When she heard this Miss Abigail set off to the Allen farm on the lower slope of Hemlock Mountain. "Wa'n't our tree good enough?" she demanded hotly.
"The tree was all right," they answered, "but the children were so mortal lonesome. Little Katie Ann came home crying."
Miss Abigail turned away without answering and hobbled off up the road toward the mountain. Things were black before her eyes and in her heart as she went blindly forward where the road led her. She still fought off any acknowledgment of the bitterness that filled her, but when the road, after dwindling to a wood trail and then to a path, finally stopped, she sat down with a great swelling breath. "Well, I guess this is the end," she said aloud, instantly thereafter making a pretense to herself that she meant the road. She looked about her with a brave show of interest in the bare November woods, unroofed and open to the sunlight, and was rewarded by a throb of real interest to observe that she was where she had not been for forty years, when she used to clamber over the spur of Hemlock Mountain to hunt for lady's-slippers in the marshy ground at the head of the gorge. A few steps more and she would be on her own property, a steep, rocky tract of brushland left her by her great-uncle. She had a throb as she realized that, besides her house and garden, this unsalable bit of the mountainside was her only remaining possession. She had indeed come to the end.

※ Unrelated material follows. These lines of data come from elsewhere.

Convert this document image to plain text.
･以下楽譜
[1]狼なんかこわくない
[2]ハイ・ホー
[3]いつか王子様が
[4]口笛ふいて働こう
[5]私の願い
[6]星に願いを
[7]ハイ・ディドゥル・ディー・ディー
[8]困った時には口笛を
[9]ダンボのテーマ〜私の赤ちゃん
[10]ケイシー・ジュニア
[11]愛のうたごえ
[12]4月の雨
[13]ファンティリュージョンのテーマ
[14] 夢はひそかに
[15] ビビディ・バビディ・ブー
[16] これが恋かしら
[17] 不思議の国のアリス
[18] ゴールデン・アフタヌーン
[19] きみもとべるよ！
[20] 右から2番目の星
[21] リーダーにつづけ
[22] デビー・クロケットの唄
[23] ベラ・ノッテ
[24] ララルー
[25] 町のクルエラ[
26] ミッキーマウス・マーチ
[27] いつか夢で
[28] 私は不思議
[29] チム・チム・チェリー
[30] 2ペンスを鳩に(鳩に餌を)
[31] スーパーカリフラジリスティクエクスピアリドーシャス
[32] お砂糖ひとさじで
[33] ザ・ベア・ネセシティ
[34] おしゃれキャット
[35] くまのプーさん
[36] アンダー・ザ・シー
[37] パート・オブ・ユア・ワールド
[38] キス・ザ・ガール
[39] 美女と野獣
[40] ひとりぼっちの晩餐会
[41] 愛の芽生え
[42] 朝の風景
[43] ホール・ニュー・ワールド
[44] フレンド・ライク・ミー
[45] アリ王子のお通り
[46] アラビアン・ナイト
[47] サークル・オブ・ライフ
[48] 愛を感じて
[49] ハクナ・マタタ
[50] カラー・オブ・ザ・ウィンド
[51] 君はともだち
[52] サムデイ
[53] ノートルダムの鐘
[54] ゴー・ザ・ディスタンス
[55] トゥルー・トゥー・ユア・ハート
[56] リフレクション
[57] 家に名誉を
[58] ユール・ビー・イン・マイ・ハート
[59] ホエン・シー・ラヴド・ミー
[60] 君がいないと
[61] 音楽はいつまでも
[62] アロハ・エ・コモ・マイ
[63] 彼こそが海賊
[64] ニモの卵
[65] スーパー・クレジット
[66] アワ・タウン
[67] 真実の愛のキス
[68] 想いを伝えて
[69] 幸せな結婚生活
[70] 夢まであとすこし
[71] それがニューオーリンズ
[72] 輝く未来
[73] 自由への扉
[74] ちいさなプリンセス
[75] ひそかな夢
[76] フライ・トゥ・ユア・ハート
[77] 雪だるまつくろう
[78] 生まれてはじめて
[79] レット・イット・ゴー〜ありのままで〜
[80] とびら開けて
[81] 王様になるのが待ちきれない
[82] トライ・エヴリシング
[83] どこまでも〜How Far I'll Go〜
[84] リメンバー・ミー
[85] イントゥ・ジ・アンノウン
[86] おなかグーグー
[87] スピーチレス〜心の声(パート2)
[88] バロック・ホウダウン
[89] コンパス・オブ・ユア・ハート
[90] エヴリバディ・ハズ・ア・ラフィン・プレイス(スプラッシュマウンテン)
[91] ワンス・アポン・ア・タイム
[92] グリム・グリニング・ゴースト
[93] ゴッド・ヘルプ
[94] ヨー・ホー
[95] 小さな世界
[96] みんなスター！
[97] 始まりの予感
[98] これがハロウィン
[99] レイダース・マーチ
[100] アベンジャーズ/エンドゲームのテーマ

With the thought came her old dogged defiance to despair. She shut her hands on her crutches, pulled herself heavily up to her feet, and toiled forward through some brush. She would not allow herself to think if thoughts were like that. Soon she came out into a little clearing beside the Winthrop Branch, swirling and fumbling in its headlong descent. The remains of a stone wall and a blackened beam or two showed her that she had hit upon the ruins of the old sawmill her great-grandfather had owned. This forgotten and abandoned decay, a symbol of the future of the whole region, struck a last blow at the remnants of her courage. She sank down on the wall and set herself to a losing struggle with the blackness that was closing in about her. All her effort had been in vain. The fight was over. She had not a weapon left.
A last spark of valor flickered into flame within her. She stood up, lifting her head high, and summoning with a loudly beating heart every scattered energy. She was alive; her fight could not be over while she still breathed.
For an instant she stood, self-hypnotized by the intensity of her resolution. Then there burst upon her ear, as though she had not heard it before, the roar of the water rushing past her. It sounded like a loud voice calling to her. She shivered and turned a little giddy as though passing into a trance, and then, with one bound, the gigantic forces of subconscious self, wrought by her long struggle to a white heat of concentration on one aim, arose and mastered her. For a time—hours perhaps—she never knew how long, old Miss Abigail was a genius, with the brain of an engineer and the prophetic vision of a seer.